Si registrano 10 nuovi decessi: 7 donne e 3 uomini. Complessivamente, in Emilia-Romagna sono arrivati a 4.124. Dei nuovi casi registrati oggi, i 7 decessi nella provincia di Bologna sono riferiti non solo a ieri ma all’ultima settimana, casi per i quali si attendeva l’esito rispetto alla causa di morte da Covid-19. Gli altri 3 riguardano 2 residenti nella provincia di Piacenza e 1 in provincia di Rimini. Nessun decesso in tutte le altre sei province.

Ricoverati e guariti, gli altri numeri

Le persone in isolamento a casa, cioè quelle con sintomi lievi, che non richiedono cure ospedaliere, o risultano prive di sintomi, sono complessivamente 2.631 (circa l’86% di quelle malate), -82 rispetto a ieri. I pazienti in terapia intensiva sono 54 (-3). Diminuiscono anche quelli ricoverati negli altri reparti Covid, scesi a 383 (-10).

Le persone guarite salgono quindi a 20.617 (+104): 839 'clinicamente guarite', divenute cioè asintomatiche dopo aver presentato manifestazioni cliniche associate all’infezione, e 19.778 quelle dichiarate guarite a tutti gli effetti perché risultate negative in due test consecutivi.

Visite in ospedale: le regole da seguire

Con la fine della fase acuta dell’emergenza, riprende gradualmente l'attività ordinaria in ospedali e ambulatori, così la Regione Emilia-Romagna e il Sistema sanitario regionale avviano una campagna rivolta ai cittadini e ai visitatori sulle regole da seguire nell’accesso e nella permanenza nelle strutture sanitarie.

Segnaletica, manifesti e vetrofanie messe a disposizione di tutte le aziende sanitarie con le indicazioni per gli utenti. Dall’indossare la mascherina al dover igienizzare le mani con gel alcolico; dal rispetto del distanziamento fisico al presentarsi puntuali, né prima né dopo, in caso di appuntamento; dal numero massimo di visitatori consentito nei reparti degenza, così come di chi accede agli ascensori (se si è in condizione, meglio fare le scale).
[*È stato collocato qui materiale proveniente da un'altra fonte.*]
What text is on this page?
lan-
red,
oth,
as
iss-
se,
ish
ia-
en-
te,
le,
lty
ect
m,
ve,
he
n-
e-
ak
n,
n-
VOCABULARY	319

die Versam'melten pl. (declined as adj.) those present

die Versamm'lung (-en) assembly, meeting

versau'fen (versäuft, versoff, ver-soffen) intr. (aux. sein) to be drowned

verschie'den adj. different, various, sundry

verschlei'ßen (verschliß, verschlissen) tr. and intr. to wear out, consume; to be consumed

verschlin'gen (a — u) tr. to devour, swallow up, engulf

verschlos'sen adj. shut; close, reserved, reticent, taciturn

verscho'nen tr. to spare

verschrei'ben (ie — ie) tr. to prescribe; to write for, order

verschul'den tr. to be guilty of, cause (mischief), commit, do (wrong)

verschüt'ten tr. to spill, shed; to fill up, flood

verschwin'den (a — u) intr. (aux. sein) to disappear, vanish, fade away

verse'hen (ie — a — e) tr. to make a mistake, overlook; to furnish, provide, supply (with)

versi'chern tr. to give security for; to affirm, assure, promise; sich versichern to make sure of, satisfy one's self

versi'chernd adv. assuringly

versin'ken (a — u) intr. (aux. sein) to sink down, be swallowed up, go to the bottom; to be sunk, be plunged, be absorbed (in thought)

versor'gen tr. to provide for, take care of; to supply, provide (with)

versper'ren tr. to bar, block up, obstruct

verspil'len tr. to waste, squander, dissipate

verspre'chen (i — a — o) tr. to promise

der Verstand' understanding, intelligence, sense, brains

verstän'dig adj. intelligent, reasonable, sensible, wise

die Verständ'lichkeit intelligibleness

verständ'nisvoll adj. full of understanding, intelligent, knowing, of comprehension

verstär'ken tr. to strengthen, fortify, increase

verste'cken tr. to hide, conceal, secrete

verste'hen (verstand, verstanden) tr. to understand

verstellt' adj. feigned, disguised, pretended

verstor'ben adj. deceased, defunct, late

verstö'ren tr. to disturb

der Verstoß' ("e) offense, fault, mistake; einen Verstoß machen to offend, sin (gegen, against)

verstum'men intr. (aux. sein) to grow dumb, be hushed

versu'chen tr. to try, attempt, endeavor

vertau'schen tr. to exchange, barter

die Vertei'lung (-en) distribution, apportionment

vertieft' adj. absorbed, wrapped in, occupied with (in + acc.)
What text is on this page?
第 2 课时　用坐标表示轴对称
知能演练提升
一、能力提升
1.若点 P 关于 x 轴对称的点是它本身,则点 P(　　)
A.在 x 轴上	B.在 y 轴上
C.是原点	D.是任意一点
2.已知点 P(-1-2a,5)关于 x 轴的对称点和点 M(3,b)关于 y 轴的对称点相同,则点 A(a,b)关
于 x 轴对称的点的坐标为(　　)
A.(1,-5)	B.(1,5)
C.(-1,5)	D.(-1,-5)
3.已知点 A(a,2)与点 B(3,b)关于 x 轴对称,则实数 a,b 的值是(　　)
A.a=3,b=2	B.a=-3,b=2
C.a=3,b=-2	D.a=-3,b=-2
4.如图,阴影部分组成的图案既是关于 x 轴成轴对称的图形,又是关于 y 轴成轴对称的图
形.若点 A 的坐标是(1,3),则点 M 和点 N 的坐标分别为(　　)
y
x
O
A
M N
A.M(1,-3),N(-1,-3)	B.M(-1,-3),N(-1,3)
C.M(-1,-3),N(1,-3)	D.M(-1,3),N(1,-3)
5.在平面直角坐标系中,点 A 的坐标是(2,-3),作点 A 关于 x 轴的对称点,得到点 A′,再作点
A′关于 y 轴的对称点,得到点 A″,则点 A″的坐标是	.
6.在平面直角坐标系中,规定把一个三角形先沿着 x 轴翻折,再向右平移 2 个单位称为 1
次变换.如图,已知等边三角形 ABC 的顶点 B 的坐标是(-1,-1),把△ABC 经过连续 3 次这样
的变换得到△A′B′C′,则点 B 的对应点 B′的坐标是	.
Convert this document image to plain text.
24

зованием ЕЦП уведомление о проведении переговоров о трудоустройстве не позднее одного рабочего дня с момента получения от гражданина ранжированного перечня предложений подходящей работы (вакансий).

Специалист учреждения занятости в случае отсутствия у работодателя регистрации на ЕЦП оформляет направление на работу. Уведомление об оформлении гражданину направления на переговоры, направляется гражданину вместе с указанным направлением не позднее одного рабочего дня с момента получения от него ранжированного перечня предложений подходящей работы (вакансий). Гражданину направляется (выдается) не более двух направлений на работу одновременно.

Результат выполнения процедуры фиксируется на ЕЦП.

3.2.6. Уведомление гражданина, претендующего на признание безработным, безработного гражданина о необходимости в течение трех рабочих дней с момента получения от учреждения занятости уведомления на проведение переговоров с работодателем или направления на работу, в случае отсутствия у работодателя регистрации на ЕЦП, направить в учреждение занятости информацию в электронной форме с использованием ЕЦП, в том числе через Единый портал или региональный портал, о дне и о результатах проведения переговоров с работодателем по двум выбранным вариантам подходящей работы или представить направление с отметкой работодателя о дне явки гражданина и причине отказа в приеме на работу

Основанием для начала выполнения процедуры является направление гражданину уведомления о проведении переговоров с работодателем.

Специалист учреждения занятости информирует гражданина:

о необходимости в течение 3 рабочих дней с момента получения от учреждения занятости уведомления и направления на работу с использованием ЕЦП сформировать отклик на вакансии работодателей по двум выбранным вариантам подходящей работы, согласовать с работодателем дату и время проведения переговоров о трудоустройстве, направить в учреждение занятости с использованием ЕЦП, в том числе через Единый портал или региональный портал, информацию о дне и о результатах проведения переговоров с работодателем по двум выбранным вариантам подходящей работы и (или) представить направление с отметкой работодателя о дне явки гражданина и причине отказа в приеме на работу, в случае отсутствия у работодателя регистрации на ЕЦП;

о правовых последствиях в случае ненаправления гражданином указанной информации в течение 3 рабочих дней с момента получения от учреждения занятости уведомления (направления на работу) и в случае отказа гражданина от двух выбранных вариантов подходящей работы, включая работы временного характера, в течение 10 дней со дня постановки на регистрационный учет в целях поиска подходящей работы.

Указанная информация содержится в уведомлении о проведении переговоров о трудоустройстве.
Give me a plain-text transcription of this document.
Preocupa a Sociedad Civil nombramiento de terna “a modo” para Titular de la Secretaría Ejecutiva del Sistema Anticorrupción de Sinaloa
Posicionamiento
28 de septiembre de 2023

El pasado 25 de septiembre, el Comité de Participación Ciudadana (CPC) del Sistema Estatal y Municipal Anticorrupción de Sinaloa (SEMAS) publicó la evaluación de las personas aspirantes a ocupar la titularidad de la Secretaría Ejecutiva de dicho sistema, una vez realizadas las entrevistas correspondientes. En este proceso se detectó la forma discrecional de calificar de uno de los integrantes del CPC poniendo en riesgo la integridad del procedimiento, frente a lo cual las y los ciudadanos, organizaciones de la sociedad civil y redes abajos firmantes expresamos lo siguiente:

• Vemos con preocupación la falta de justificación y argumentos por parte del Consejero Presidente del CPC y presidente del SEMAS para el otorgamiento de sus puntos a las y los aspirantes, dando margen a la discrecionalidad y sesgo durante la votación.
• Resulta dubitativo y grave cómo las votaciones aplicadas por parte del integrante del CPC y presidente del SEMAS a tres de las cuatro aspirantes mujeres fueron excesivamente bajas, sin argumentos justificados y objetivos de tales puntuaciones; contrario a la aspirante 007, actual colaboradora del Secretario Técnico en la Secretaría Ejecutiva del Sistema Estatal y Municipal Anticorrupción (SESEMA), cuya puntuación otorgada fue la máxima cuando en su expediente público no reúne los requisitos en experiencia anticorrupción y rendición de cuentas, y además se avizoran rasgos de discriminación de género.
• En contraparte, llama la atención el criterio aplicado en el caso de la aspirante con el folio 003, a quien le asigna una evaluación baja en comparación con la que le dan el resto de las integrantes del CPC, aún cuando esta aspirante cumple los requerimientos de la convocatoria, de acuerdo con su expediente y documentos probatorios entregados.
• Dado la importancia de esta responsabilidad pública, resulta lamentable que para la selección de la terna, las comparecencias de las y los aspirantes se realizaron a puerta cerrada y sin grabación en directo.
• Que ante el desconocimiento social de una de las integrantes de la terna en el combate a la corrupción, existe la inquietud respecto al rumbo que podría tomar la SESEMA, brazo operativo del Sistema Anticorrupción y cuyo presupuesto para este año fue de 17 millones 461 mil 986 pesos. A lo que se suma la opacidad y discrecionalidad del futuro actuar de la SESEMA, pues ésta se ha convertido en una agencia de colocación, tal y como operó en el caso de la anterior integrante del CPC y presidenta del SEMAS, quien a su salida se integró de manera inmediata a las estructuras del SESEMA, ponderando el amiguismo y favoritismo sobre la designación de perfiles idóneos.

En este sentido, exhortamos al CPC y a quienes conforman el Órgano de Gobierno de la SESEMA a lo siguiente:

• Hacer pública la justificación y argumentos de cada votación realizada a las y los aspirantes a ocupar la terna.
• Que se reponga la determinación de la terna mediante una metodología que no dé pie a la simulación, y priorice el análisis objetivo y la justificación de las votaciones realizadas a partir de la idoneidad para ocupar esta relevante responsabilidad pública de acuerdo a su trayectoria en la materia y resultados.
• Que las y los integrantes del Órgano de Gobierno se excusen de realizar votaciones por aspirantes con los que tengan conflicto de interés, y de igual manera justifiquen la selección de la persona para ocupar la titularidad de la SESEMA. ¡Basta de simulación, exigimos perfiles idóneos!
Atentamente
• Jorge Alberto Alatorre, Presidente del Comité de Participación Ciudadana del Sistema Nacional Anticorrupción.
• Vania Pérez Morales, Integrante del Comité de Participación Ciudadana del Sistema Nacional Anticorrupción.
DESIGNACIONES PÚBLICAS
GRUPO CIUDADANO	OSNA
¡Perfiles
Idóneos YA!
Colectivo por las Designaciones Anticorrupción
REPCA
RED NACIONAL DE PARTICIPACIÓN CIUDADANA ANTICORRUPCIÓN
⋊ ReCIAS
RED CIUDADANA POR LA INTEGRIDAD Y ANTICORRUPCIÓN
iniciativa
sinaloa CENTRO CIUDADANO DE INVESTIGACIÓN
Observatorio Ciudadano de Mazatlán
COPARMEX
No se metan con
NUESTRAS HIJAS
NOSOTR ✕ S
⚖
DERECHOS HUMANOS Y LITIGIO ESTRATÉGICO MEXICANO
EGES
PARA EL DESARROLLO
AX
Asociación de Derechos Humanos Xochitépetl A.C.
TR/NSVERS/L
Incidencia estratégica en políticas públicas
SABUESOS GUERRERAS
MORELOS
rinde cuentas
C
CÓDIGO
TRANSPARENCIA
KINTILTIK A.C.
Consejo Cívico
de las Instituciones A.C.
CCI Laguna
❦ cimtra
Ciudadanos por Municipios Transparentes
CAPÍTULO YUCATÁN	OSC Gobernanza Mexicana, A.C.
Fino alla temperatura presa all’ingresso, oltre ad alcune informazioni richieste dagli operatori sullo stato di salute.

In Emilia-Romagna, in via precauzionale, ai pazienti viene fatto il tampone sia al momento del ricovero che della dimissione ospedaliera.

Centri estivi: temponi al personale

Apertura dei centri estivi – dall’8 giugno in Emilia-Romagna - garantendo la massima sicurezza a bambini e ragazzi, operatori e famiglie. Grazie alla maggiore capacità di elaborazione di test tamponi da parte del sistema sanitario regionale, la Regione individua tra le priorità proprio l’esecuzione di tamponi naso-faringei sul personale impiegato nei centri estivi, annunciando l’impegno a effettuarli su coloro che avranno contatti con bambine e bambini, ragazze e ragazzi dai 3 ai 17 anni.

Il provvedimento che estende la platea da sottoporre a test anche al personale dei Centri estivi è stato varato oggi dalla Direzione generale dell’assessorato regionale alle Politiche per la salute.

Inoltre, sempre per garantire la massima sicurezza, la Regione Emilia-Romagna è intervenuta a chiarire nel Protocollo che le mascherine devono essere indossate da tutte le persone che accedono al centro, fatte salve le dovute eccezioni per specifiche attività.

Secondo il recente parere del Comitato tecnico scientifico nazionale si è precisato che non sono soggetti all'obbligo i bambini al di sotto dei sei anni, e i soggetti con forme di disabilità non compatibili con l'uso continuativo della mascherina. A seconda del tipo di attività svolta, qualora non fosse possibile mantenere il distanziamento interpersonale con bambini o ragazzi che non utilizzino la mascherina, l’operatore utilizza una mascherina FFP2 senza valvola.